REVIEW: Animal Farm, Salisbury Playhouse REVIEW: Animal Farm, Salisbury Playhouse

I HAVE always been keen to see a performance of George Orwell’s classic Animal Farm, so when I heard Guy Masterson was bringing a “hilariously comic” and “powerfully poignant” solo performance of the political satire to Salisbury Playhouse, I was full of anticipation.

Unfortunately, this one-man storytelling fell somewhat short for me and I was left disappointed and, although I hate to say it, bored.

Orwell wrote the story in the 1940s as an explicit criticism of Soviet communism and dictator Josef Stalin, and it suggests that any revolution will be corrupted because nobody can resist the allure of power and privilege.

Animal Farm is a powerful story and still has relevance in today’s society.

Masterson’s interpretation has played at the Edinburgh Festival, in London’s West End and all over the world in the past 17 years, so I had high hopes.

Maybe my expectations were too high, but for me this interpretation just wasn’t compelling enough.
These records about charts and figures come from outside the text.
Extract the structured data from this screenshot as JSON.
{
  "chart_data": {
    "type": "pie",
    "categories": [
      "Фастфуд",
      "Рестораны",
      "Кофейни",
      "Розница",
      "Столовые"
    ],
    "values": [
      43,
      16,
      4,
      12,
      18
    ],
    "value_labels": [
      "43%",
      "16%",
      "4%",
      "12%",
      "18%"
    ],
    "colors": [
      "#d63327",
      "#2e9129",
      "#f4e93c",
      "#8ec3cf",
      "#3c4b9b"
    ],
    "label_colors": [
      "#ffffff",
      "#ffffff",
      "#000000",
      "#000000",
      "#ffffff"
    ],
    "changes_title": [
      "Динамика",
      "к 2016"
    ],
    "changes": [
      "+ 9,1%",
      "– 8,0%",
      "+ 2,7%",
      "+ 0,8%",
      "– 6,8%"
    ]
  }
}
I felt the show, at more than two hours, was too long and the set too bare, with just a wooden box adorning it and some occasional lighting and sound effects to create drama.
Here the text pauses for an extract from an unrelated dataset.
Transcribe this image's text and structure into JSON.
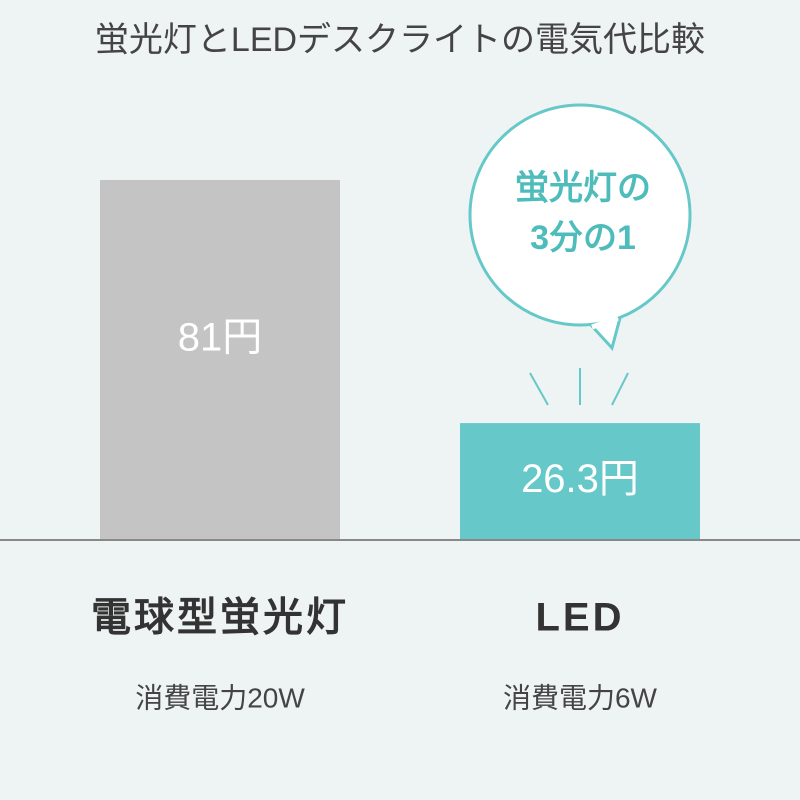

Masterson was skilful at recreating the many different characters and his portrayal of Squealer, the spin doctor pig who tries to convince the other animals that ruling pig Napoleon’s increasingly bullyboy tactics are in their best interests, is particularly strong.

But I didn’t think it really worked with just one man and I didn’t find it “hilariously comic” or “powerfully poignant”, as it has been described.

Many of the audience applauded enthusiastically at the end, so maybe I missed something.